Indeed, some developers, including Microsoft itself, have foreseen using peer-to-peer technology as a complement or even a rival to traditional Web search technologies such as Google. Letting different networks talk to each other is one step toward this vision.

However, these bridges pose dangers as well. Allowing large numbers of people into what has been a fairly small network community can be disruptive from both a technological and social perspective--a little like bussing large groups of noisy tourists into an ordinarily placid town.

"These things are like communities of people," eDonkey's McCaleb said. "There is a lot of possibility and opportunity to cheat the network and mess up how things work or exploit it."

Even if social mores are followed, large numbers of new outside users hold the potential of destroying an older network, if they are using technology that is flawed in any way. For example, bugs in a file-swapping client could swamp a network with redundant search requests, slowing down everybody's connection, as happened in early versions of the Gnutella network.

One independent developer who has worked on open-source FastTrack technology said he has looked at the Morpheus version, and it is configured in a way that could be deeply destructive to Kazaa, iMesh and the other FastTrack-based networks.

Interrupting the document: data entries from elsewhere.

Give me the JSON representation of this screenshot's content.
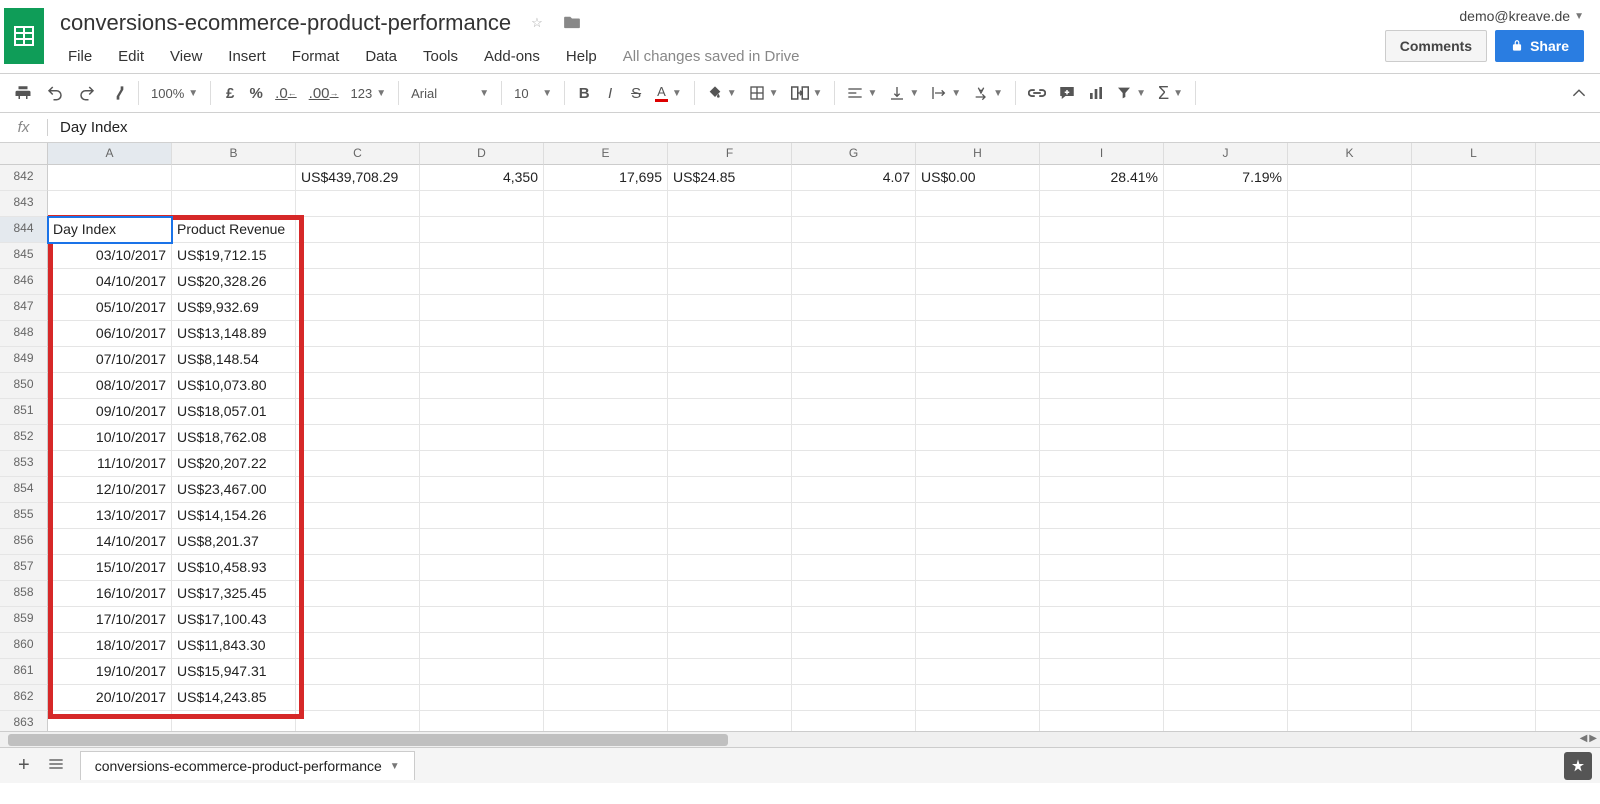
{
  "header": {
    "doc_title": "conversions-ecommerce-product-performance",
    "user_email": "demo@kreave.de",
    "comments_label": "Comments",
    "share_label": "Share",
    "save_status": "All changes saved in Drive"
  },
  "menu": [
    "File",
    "Edit",
    "View",
    "Insert",
    "Format",
    "Data",
    "Tools",
    "Add-ons",
    "Help"
  ],
  "toolbar": {
    "zoom": "100%",
    "currency": "£",
    "percent": "%",
    "dec_dec": ".0",
    "inc_dec": ".00",
    "format_menu": "123",
    "font": "Arial",
    "font_size": "10"
  },
  "formula_bar": {
    "fx": "fx",
    "value": "Day Index"
  },
  "columns": [
    "A",
    "B",
    "C",
    "D",
    "E",
    "F",
    "G",
    "H",
    "I",
    "J",
    "K",
    "L"
  ],
  "rows_start": 842,
  "row_count": 21,
  "summary_row": {
    "C": "US$439,708.29",
    "D": "4,350",
    "E": "17,695",
    "F": "US$24.85",
    "G": "4.07",
    "H": "US$0.00",
    "I": "28.41%",
    "J": "7.19%"
  },
  "table_header": {
    "A": "Day Index",
    "B": "Product Revenue"
  },
  "table_rows": [
    {
      "A": "03/10/2017",
      "B": "US$19,712.15"
    },
    {
      "A": "04/10/2017",
      "B": "US$20,328.26"
    },
    {
      "A": "05/10/2017",
      "B": "US$9,932.69"
    },
    {
      "A": "06/10/2017",
      "B": "US$13,148.89"
    },
    {
      "A": "07/10/2017",
      "B": "US$8,148.54"
    },
    {
      "A": "08/10/2017",
      "B": "US$10,073.80"
    },
    {
      "A": "09/10/2017",
      "B": "US$18,057.01"
    },
    {
      "A": "10/10/2017",
      "B": "US$18,762.08"
    },
    {
      "A": "11/10/2017",
      "B": "US$20,207.22"
    },
    {
      "A": "12/10/2017",
      "B": "US$23,467.00"
    },
    {
      "A": "13/10/2017",
      "B": "US$14,154.26"
    },
    {
      "A": "14/10/2017",
      "B": "US$8,201.37"
    },
    {
      "A": "15/10/2017",
      "B": "US$10,458.93"
    },
    {
      "A": "16/10/2017",
      "B": "US$17,325.45"
    },
    {
      "A": "17/10/2017",
      "B": "US$17,100.43"
    },
    {
      "A": "18/10/2017",
      "B": "US$11,843.30"
    },
    {
      "A": "19/10/2017",
      "B": "US$15,947.31"
    },
    {
      "A": "20/10/2017",
      "B": "US$14,243.85"
    }
  ],
  "sheet_tab": "conversions-ecommerce-product-performance"
}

"What they don't understand is the fact that they could actually damage the FastTrack network," said Julian Ashton, the former lead developer on the Poisoned project. "It's really bad."

Weiss said StreamCast has tested its new software to make sure that it doesn't have a negative impact on the new networks it is tapping into. It has deliberately turned off access to the Gnutella2 network while it continues testing, however. Consumers will be able to reach eDonkey, Overnet, Gnutella, Kazaa and other FastTrack-based networks.

Like many other free programs, the new Morpheus also is bundled with several third-party applications, including a search-focused toolbar that plugs into Internet Explorer.

Not quite detente
StreamCast's return to FastTrack access carries more than a hint of irony.

Morpheus' new access to FastTrack is done without permission, using an open-source project called MLdonkey, one of several independent projects that has tapped into the proprietary network after reverse engineering the Kazaa software. It also allows Morpheus users access to content from Altnet, an application that sells licensed content through Kazaa and--as of Thursday--Grokster.

Weiss said he's not worried about being shut out of the network again, since Kazaa parent Sharman Networks has spent considerable time in court proving that it does not control what happens on its network.

"It will be interesting to see if they attempt to" block us, Weiss said. "I think if they do, they are going to have some explaining to do."

Altnet Vice President Derek Broes said his company is examining the new Morpheus software but that he can't yet comment on the unauthorized access to his company's content.

"We are looking at this from a number of angles--technical, legal--and also with regards to Altnet's patents," Broes said.